Wednesday, November 10, 2010

bare

This has nothing to do with the rest of my post, but just to get it out of the way since I sincerely think about it a lot: Why is it that I have an intense I-need-to-brush-my-teeth-soon feeling whenever I finish (and sometimes before I finish) chewing gum? I don't get that feeling after eating virtually any type of food, even something like garlicky raw meat soaked in onion juice (mmm, I know), just when I chew gum. It is so unpleasant. So why don't I stop chewing gum? Well, I will once I get a Xanax prescription. Or once I break my jaw.

Okay, and now for something entirely different.
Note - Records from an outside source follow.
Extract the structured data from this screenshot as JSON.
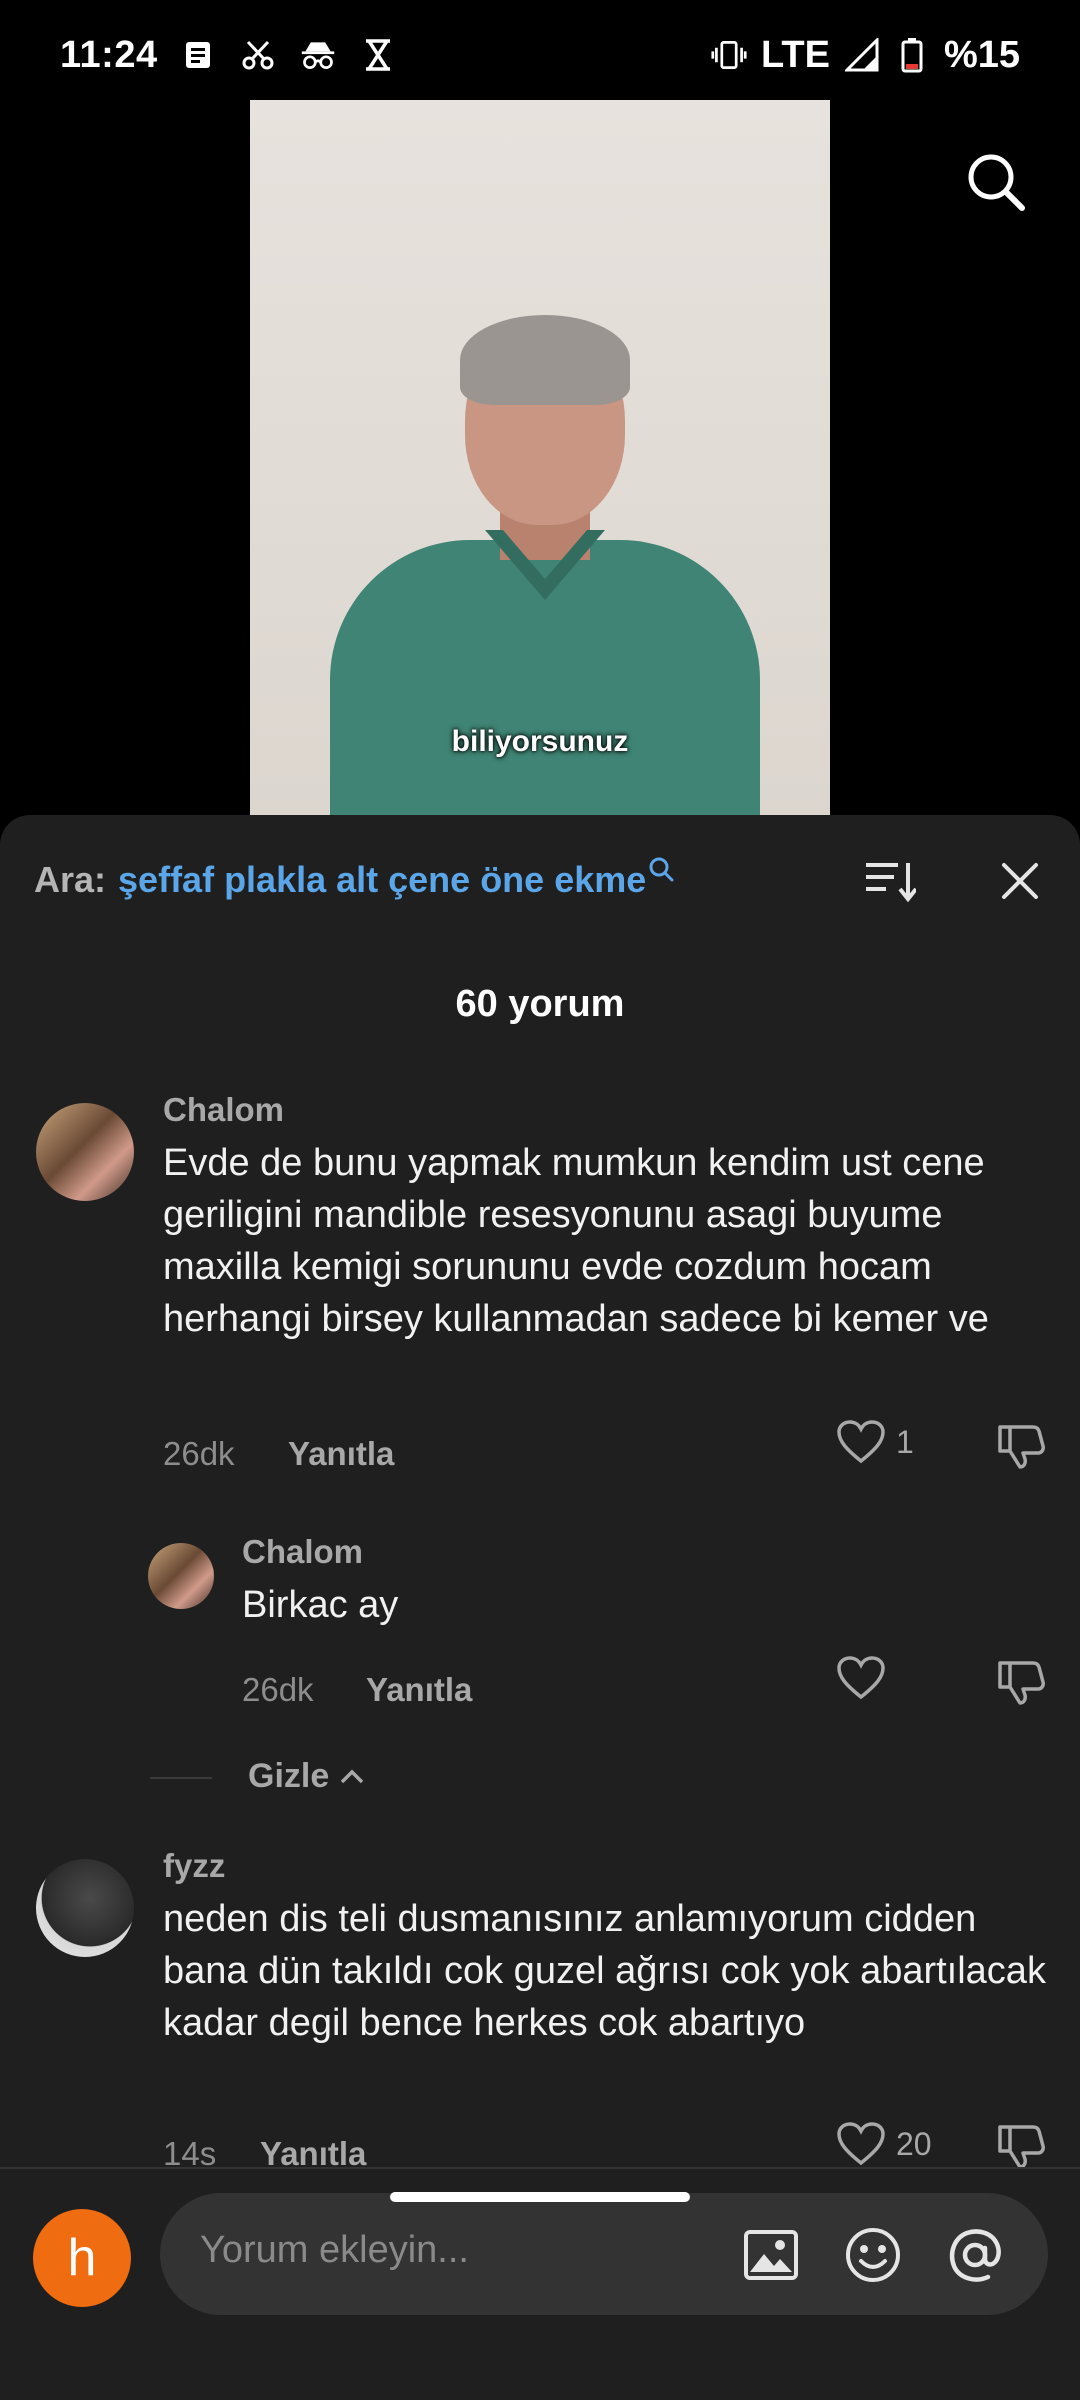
{
  "status_bar": {
    "time": "11:24",
    "network": "LTE",
    "battery": "%15",
    "left_icons": [
      "note-icon",
      "scissors-icon",
      "incognito-icon",
      "hourglass-icon"
    ],
    "right_icons": [
      "vibrate-icon",
      "signal-icon",
      "battery-icon"
    ]
  },
  "video": {
    "caption": "biliyorsunuz"
  },
  "search_header": {
    "label": "Ara:",
    "query": "şeffaf plakla alt çene öne ekme"
  },
  "comments_title": "60 yorum",
  "comments": [
    {
      "user": "Chalom",
      "text": "Evde de bunu yapmak mumkun kendim ust cene geriligini mandible resesyonunu asagi buyume maxilla kemigi sorununu evde cozdum hocam herhangi birsey kullanmadan sadece bi kemer ve",
      "time": "26dk",
      "reply_label": "Yanıtla",
      "likes": "1"
    },
    {
      "user": "Chalom",
      "text": "Birkac ay",
      "time": "26dk",
      "reply_label": "Yanıtla",
      "likes": ""
    },
    {
      "user": "fyzz",
      "text": "neden dis teli dusmanısınız anlamıyorum cidden bana dün takıldı cok guzel ağrısı cok yok abartılacak kadar degil bence herkes cok abartıyo",
      "time": "14s",
      "reply_label": "Yanıtla",
      "likes": "20"
    }
  ],
  "hide_label": "Gizle",
  "composer": {
    "avatar_letter": "h",
    "placeholder": "Yorum ekleyin..."
  },
  "colors": {
    "sheet_bg": "#1f1f1f",
    "accent_link": "#5aa6e8",
    "avatar_orange": "#ef6c10"
  }
}
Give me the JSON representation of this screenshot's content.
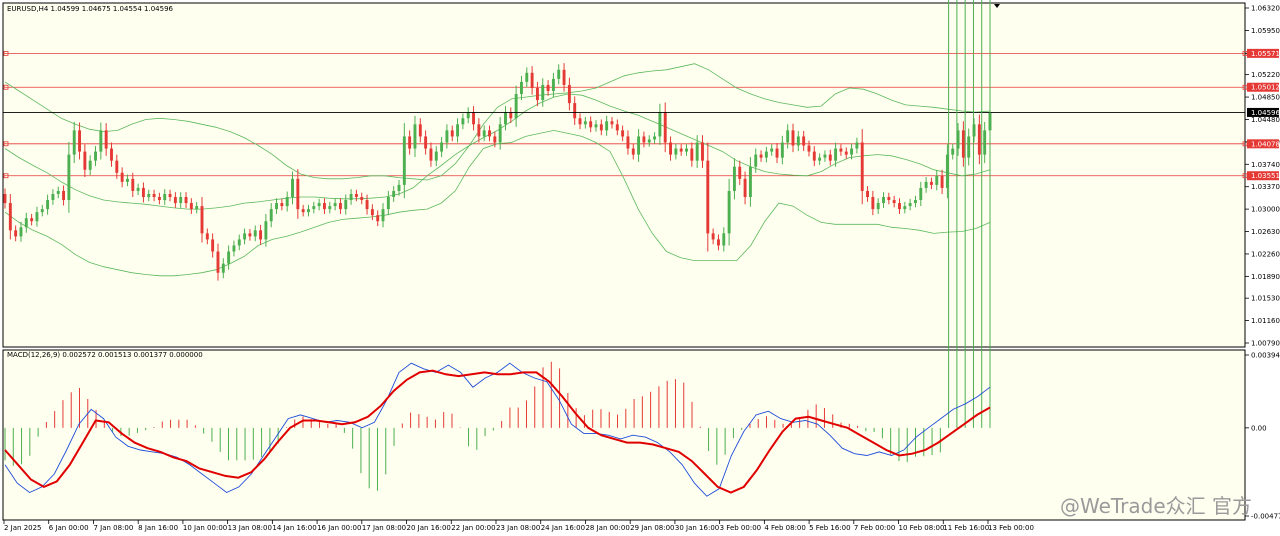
{
  "chart_data": [
    {
      "type": "candlestick",
      "header": "EURUSD,H4  1.04599 1.04675 1.04554 1.04596",
      "y_ticks": [
        "1.06320",
        "1.05950",
        "1.05571",
        "1.05220",
        "1.04850",
        "1.04480",
        "1.04110",
        "1.03740",
        "1.03370",
        "1.03000",
        "1.02630",
        "1.02260",
        "1.01890",
        "1.01530",
        "1.01160",
        "1.00790"
      ],
      "ylim": [
        1.0079,
        1.0632
      ],
      "current_price": {
        "value": 1.04596,
        "label": "1.04596"
      },
      "levels": [
        {
          "value": 1.05571,
          "label": "1.05571"
        },
        {
          "value": 1.05012,
          "label": "1.05012"
        },
        {
          "value": 1.04078,
          "label": "1.04078"
        },
        {
          "value": 1.03551,
          "label": "1.03551"
        }
      ],
      "x_labels": [
        "2 Jan 2025",
        "6 Jan 00:00",
        "7 Jan 08:00",
        "8 Jan 16:00",
        "10 Jan 00:00",
        "13 Jan 08:00",
        "14 Jan 16:00",
        "16 Jan 00:00",
        "17 Jan 08:00",
        "20 Jan 16:00",
        "22 Jan 00:00",
        "23 Jan 08:00",
        "24 Jan 16:00",
        "28 Jan 00:00",
        "29 Jan 08:00",
        "30 Jan 16:00",
        "3 Feb 00:00",
        "4 Feb 08:00",
        "5 Feb 16:00",
        "7 Feb 00:00",
        "10 Feb 08:00",
        "11 Feb 16:00",
        "13 Feb 00:00"
      ],
      "colors": {
        "up": "#4caf50",
        "down": "#e53935",
        "band": "#5cb85c",
        "level": "#e53935",
        "price_line": "#000000"
      },
      "close": [
        1.031,
        1.0265,
        1.0255,
        1.027,
        1.0285,
        1.028,
        1.0295,
        1.03,
        1.0315,
        1.0325,
        1.033,
        1.0315,
        1.039,
        1.043,
        1.0395,
        1.0365,
        1.038,
        1.0395,
        1.043,
        1.04,
        1.038,
        1.036,
        1.0345,
        1.035,
        1.033,
        1.0335,
        1.032,
        1.0325,
        1.032,
        1.0315,
        1.0325,
        1.032,
        1.031,
        1.032,
        1.031,
        1.03,
        1.0305,
        1.026,
        1.025,
        1.023,
        1.0195,
        1.021,
        1.023,
        1.024,
        1.025,
        1.026,
        1.0255,
        1.0265,
        1.025,
        1.028,
        1.03,
        1.031,
        1.0305,
        1.032,
        1.035,
        1.03,
        1.0295,
        1.03,
        1.0305,
        1.031,
        1.03,
        1.0305,
        1.031,
        1.03,
        1.0315,
        1.0325,
        1.032,
        1.0315,
        1.03,
        1.029,
        1.028,
        1.03,
        1.032,
        1.033,
        1.034,
        1.042,
        1.04,
        1.044,
        1.042,
        1.04,
        1.038,
        1.0395,
        1.041,
        1.043,
        1.042,
        1.044,
        1.045,
        1.046,
        1.044,
        1.042,
        1.043,
        1.042,
        1.041,
        1.044,
        1.046,
        1.045,
        1.049,
        1.051,
        1.0525,
        1.05,
        1.048,
        1.0505,
        1.0495,
        1.0515,
        1.053,
        1.0505,
        1.0475,
        1.045,
        1.044,
        1.0445,
        1.0435,
        1.044,
        1.043,
        1.0445,
        1.044,
        1.043,
        1.042,
        1.04,
        1.039,
        1.042,
        1.041,
        1.0415,
        1.042,
        1.046,
        1.041,
        1.039,
        1.04,
        1.0395,
        1.04,
        1.038,
        1.041,
        1.038,
        1.026,
        1.025,
        1.024,
        1.026,
        1.033,
        1.037,
        1.035,
        1.032,
        1.037,
        1.039,
        1.0385,
        1.0395,
        1.04,
        1.0385,
        1.041,
        1.043,
        1.0405,
        1.042,
        1.0405,
        1.0395,
        1.038,
        1.0385,
        1.039,
        1.038,
        1.04,
        1.0395,
        1.039,
        1.04,
        1.041,
        1.033,
        1.032,
        1.03,
        1.031,
        1.032,
        1.0315,
        1.031,
        1.03,
        1.0305,
        1.031,
        1.0315,
        1.0335,
        1.0345,
        1.034,
        1.0355,
        1.0335,
        1.039,
        1.04,
        1.043,
        1.0385,
        1.042,
        1.044,
        1.039,
        1.043,
        1.046
      ],
      "bollinger": {
        "period": 20,
        "upper": [
          1.051,
          1.0495,
          1.048,
          1.0465,
          1.045,
          1.044,
          1.0432,
          1.0428,
          1.043,
          1.044,
          1.0448,
          1.045,
          1.0448,
          1.0445,
          1.044,
          1.0435,
          1.0428,
          1.0418,
          1.0405,
          1.039,
          1.0372,
          1.0358,
          1.0352,
          1.035,
          1.035,
          1.0352,
          1.0355,
          1.0355,
          1.0352,
          1.035,
          1.0348,
          1.0355,
          1.0375,
          1.0405,
          1.044,
          1.0468,
          1.0482,
          1.0485,
          1.0488,
          1.049,
          1.0492,
          1.0495,
          1.05,
          1.051,
          1.052,
          1.0525,
          1.0528,
          1.053,
          1.0535,
          1.054,
          1.053,
          1.0515,
          1.05,
          1.049,
          1.0482,
          1.0476,
          1.0472,
          1.0468,
          1.047,
          1.049,
          1.05,
          1.0498,
          1.049,
          1.048,
          1.0472,
          1.047,
          1.0468,
          1.0465,
          1.0462,
          1.046,
          1.0462
        ],
        "middle": [
          1.04,
          1.0385,
          1.0372,
          1.036,
          1.0345,
          1.0332,
          1.0322,
          1.0315,
          1.0312,
          1.031,
          1.0308,
          1.0305,
          1.0302,
          1.03,
          1.03,
          1.0302,
          1.0305,
          1.031,
          1.0312,
          1.0315,
          1.0318,
          1.032,
          1.032,
          1.0318,
          1.0317,
          1.0317,
          1.0318,
          1.032,
          1.0325,
          1.0335,
          1.0355,
          1.0372,
          1.039,
          1.0405,
          1.0418,
          1.043,
          1.0445,
          1.0462,
          1.0475,
          1.0485,
          1.049,
          1.0488,
          1.048,
          1.047,
          1.0462,
          1.0455,
          1.0445,
          1.0435,
          1.0425,
          1.0415,
          1.0405,
          1.0395,
          1.038,
          1.037,
          1.0362,
          1.0358,
          1.0356,
          1.0355,
          1.0362,
          1.0375,
          1.0385,
          1.0388,
          1.039,
          1.0388,
          1.0382,
          1.0375,
          1.0365,
          1.036,
          1.0355,
          1.0358,
          1.0365
        ],
        "lower": [
          1.0295,
          1.0278,
          1.0265,
          1.0255,
          1.0242,
          1.0225,
          1.0212,
          1.0205,
          1.02,
          1.0195,
          1.0192,
          1.019,
          1.019,
          1.0192,
          1.0195,
          1.02,
          1.021,
          1.0222,
          1.024,
          1.025,
          1.0255,
          1.0262,
          1.027,
          1.0278,
          1.0283,
          1.0285,
          1.0287,
          1.029,
          1.0295,
          1.0298,
          1.03,
          1.031,
          1.033,
          1.037,
          1.04,
          1.0408,
          1.041,
          1.042,
          1.0425,
          1.043,
          1.0425,
          1.042,
          1.041,
          1.0395,
          1.035,
          1.03,
          1.026,
          1.023,
          1.022,
          1.0215,
          1.0215,
          1.0215,
          1.0215,
          1.024,
          1.028,
          1.031,
          1.0305,
          1.029,
          1.0278,
          1.0275,
          1.0275,
          1.0275,
          1.0275,
          1.027,
          1.0268,
          1.0265,
          1.026,
          1.0262,
          1.0263,
          1.0268,
          1.0278
        ]
      }
    },
    {
      "type": "macd",
      "header": "MACD(12,26,9) 0.002572 0.001513 0.001377 0.000000",
      "params": [
        12,
        26,
        9
      ],
      "y_ticks": [
        "0.003945",
        "0.00",
        "-0.004774"
      ],
      "ylim": [
        -0.004774,
        0.003945
      ],
      "colors": {
        "macd": "#1e4dd8",
        "signal": "#e00000",
        "hist_up": "#e53935",
        "hist_down": "#4caf50"
      },
      "macd": [
        -0.002,
        -0.003,
        -0.0035,
        -0.0032,
        -0.0025,
        -0.0012,
        0.0002,
        0.001,
        0.0005,
        -0.0005,
        -0.001,
        -0.0012,
        -0.0013,
        -0.0014,
        -0.0016,
        -0.002,
        -0.0025,
        -0.003,
        -0.0035,
        -0.0032,
        -0.0025,
        -0.0015,
        -0.0005,
        0.0005,
        0.0007,
        0.0005,
        0.0003,
        0.0004,
        0.0003,
        0.0,
        0.0003,
        0.0015,
        0.003,
        0.0035,
        0.0032,
        0.003,
        0.0034,
        0.003,
        0.0022,
        0.0027,
        0.003,
        0.0035,
        0.003,
        0.0027,
        0.0025,
        0.0015,
        0.0002,
        -0.0003,
        -0.0003,
        -0.0004,
        -0.0006,
        -0.0004,
        -0.0005,
        -0.0008,
        -0.0013,
        -0.002,
        -0.003,
        -0.0037,
        -0.0033,
        -0.0015,
        -0.0002,
        0.0007,
        0.0009,
        0.0005,
        0.0003,
        0.0004,
        0.0002,
        -0.0004,
        -0.0011,
        -0.0014,
        -0.0015,
        -0.0013,
        -0.0015,
        -0.0012,
        -0.0005,
        0.0,
        0.0005,
        0.001,
        0.0013,
        0.0017,
        0.0022
      ],
      "signal": [
        -0.0012,
        -0.002,
        -0.0028,
        -0.0032,
        -0.0029,
        -0.002,
        -0.0008,
        0.0004,
        0.0003,
        -0.0003,
        -0.0008,
        -0.0011,
        -0.0013,
        -0.0016,
        -0.0018,
        -0.0022,
        -0.0024,
        -0.0026,
        -0.0027,
        -0.0024,
        -0.0017,
        -0.0008,
        0.0,
        0.0004,
        0.0004,
        0.0003,
        0.0002,
        0.0003,
        0.0006,
        0.0012,
        0.002,
        0.0026,
        0.003,
        0.0031,
        0.0029,
        0.0028,
        0.0029,
        0.003,
        0.0029,
        0.0029,
        0.003,
        0.003,
        0.0025,
        0.0017,
        0.0008,
        0.0,
        -0.0004,
        -0.0006,
        -0.0008,
        -0.0008,
        -0.0009,
        -0.0011,
        -0.0013,
        -0.0018,
        -0.0025,
        -0.0032,
        -0.0035,
        -0.0032,
        -0.0023,
        -0.0012,
        -0.0002,
        0.0005,
        0.0006,
        0.0004,
        0.0002,
        0.0,
        -0.0004,
        -0.0008,
        -0.0012,
        -0.0015,
        -0.0014,
        -0.0012,
        -0.0008,
        -0.0003,
        0.0002,
        0.0007,
        0.0011
      ]
    }
  ],
  "watermark": "@WeTrade众汇 官方"
}
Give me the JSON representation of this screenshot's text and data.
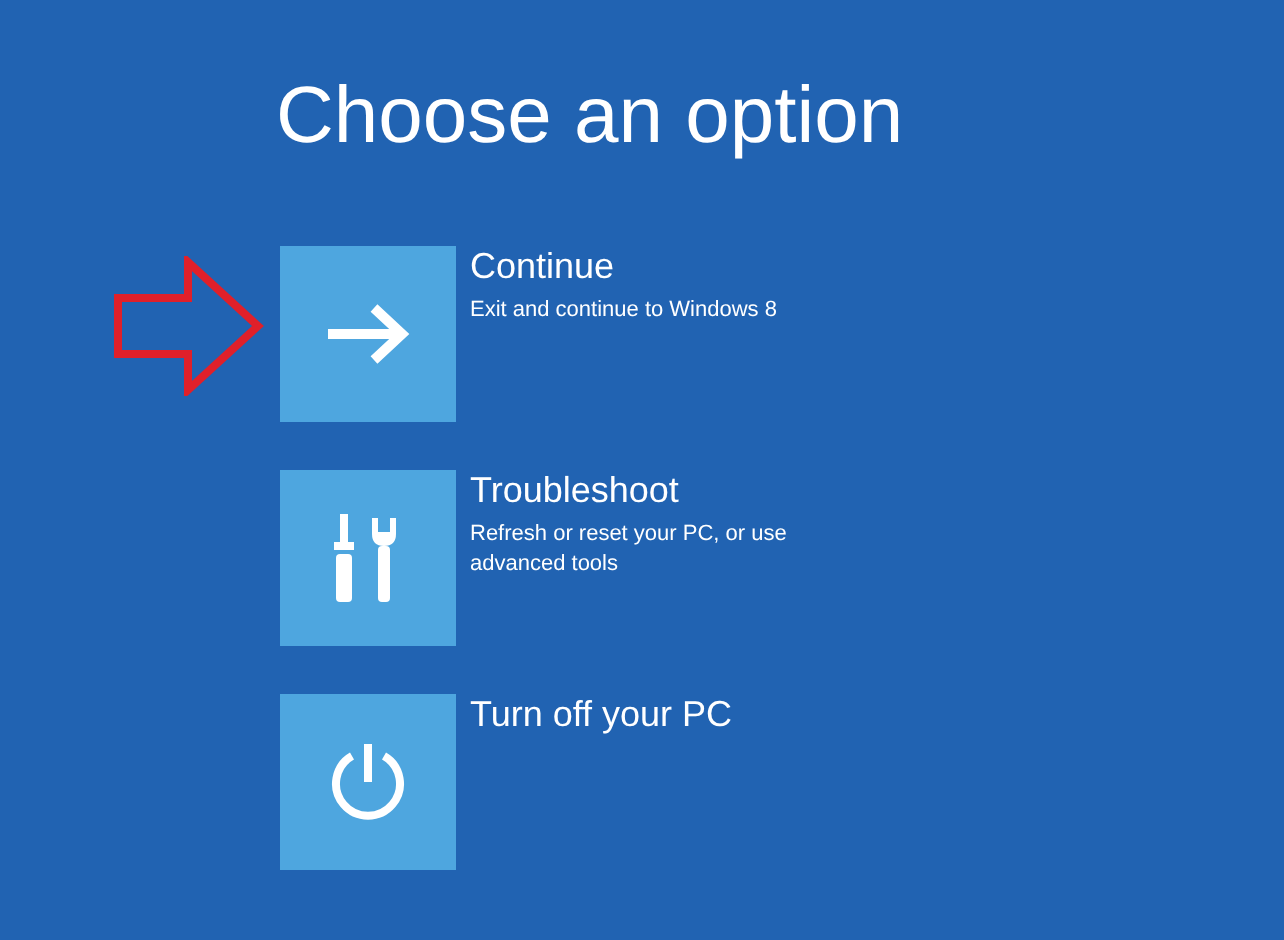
{
  "title": "Choose an option",
  "options": [
    {
      "kind": "continue",
      "label": "Continue",
      "description": "Exit and continue to Windows 8"
    },
    {
      "kind": "troubleshoot",
      "label": "Troubleshoot",
      "description": "Refresh or reset your PC, or use advanced tools"
    },
    {
      "kind": "power",
      "label": "Turn off your PC"
    }
  ],
  "annotation": {
    "kind": "arrow"
  }
}
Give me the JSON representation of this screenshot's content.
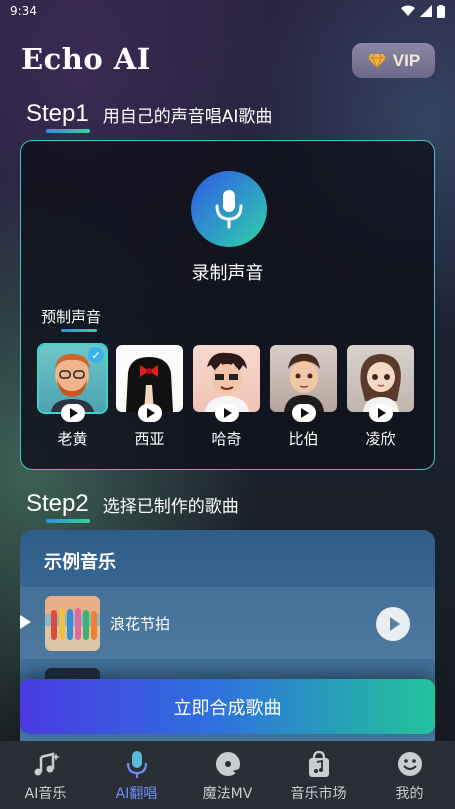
{
  "status": {
    "time": "9:34"
  },
  "header": {
    "app_title": "Echo AI",
    "vip_label": "VIP"
  },
  "step1": {
    "label": "Step1",
    "text": "用自己的声音唱AI歌曲"
  },
  "record": {
    "label": "录制声音"
  },
  "preset": {
    "title": "预制声音",
    "voices": [
      {
        "name": "老黄",
        "selected": true
      },
      {
        "name": "西亚",
        "selected": false
      },
      {
        "name": "哈奇",
        "selected": false
      },
      {
        "name": "比伯",
        "selected": false
      },
      {
        "name": "凌欣",
        "selected": false
      }
    ]
  },
  "step2": {
    "label": "Step2",
    "text": "选择已制作的歌曲"
  },
  "songs": {
    "title": "示例音乐",
    "items": [
      {
        "name": "浪花节拍"
      }
    ]
  },
  "synth_button": "立即合成歌曲",
  "tabs": [
    {
      "label": "AI音乐",
      "icon": "music-note-sparkle-icon",
      "active": false
    },
    {
      "label": "AI翻唱",
      "icon": "microphone-icon",
      "active": true
    },
    {
      "label": "魔法MV",
      "icon": "vinyl-icon",
      "active": false
    },
    {
      "label": "音乐市场",
      "icon": "shopping-bag-music-icon",
      "active": false
    },
    {
      "label": "我的",
      "icon": "smiley-icon",
      "active": false
    }
  ],
  "colors": {
    "accent": "#3fc5c0",
    "active_tab": "#6f8ff7"
  }
}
Days like today are delicate. There is an impersonal resignation about the grayness, a deep hollowness that is at the same time oddly comforting and obviously terrifying. Days like today solicit stabbing memories of various abandonments, betrayals, and ultimate loss. But in a quiet way. In a way that make them background ghosts, but ghosts nonetheless. The ghosts are there to spook- and they surely will- just in their sneaky specter way. They linger. They sometimes get lost in the distant fog or hide behind awkward lamp posts, yet their presence is sensed and almost sought. So what is there left to do on haunted days like today when you don't even cast a shadow? Is it too much or too little to embody a ghost of your own? A ghost of a girl who is merely looking for a warm corner to lie down and forget for just one more day.

1 comment:

Meg said...

you managed to capture my own elemental space today. beautiful.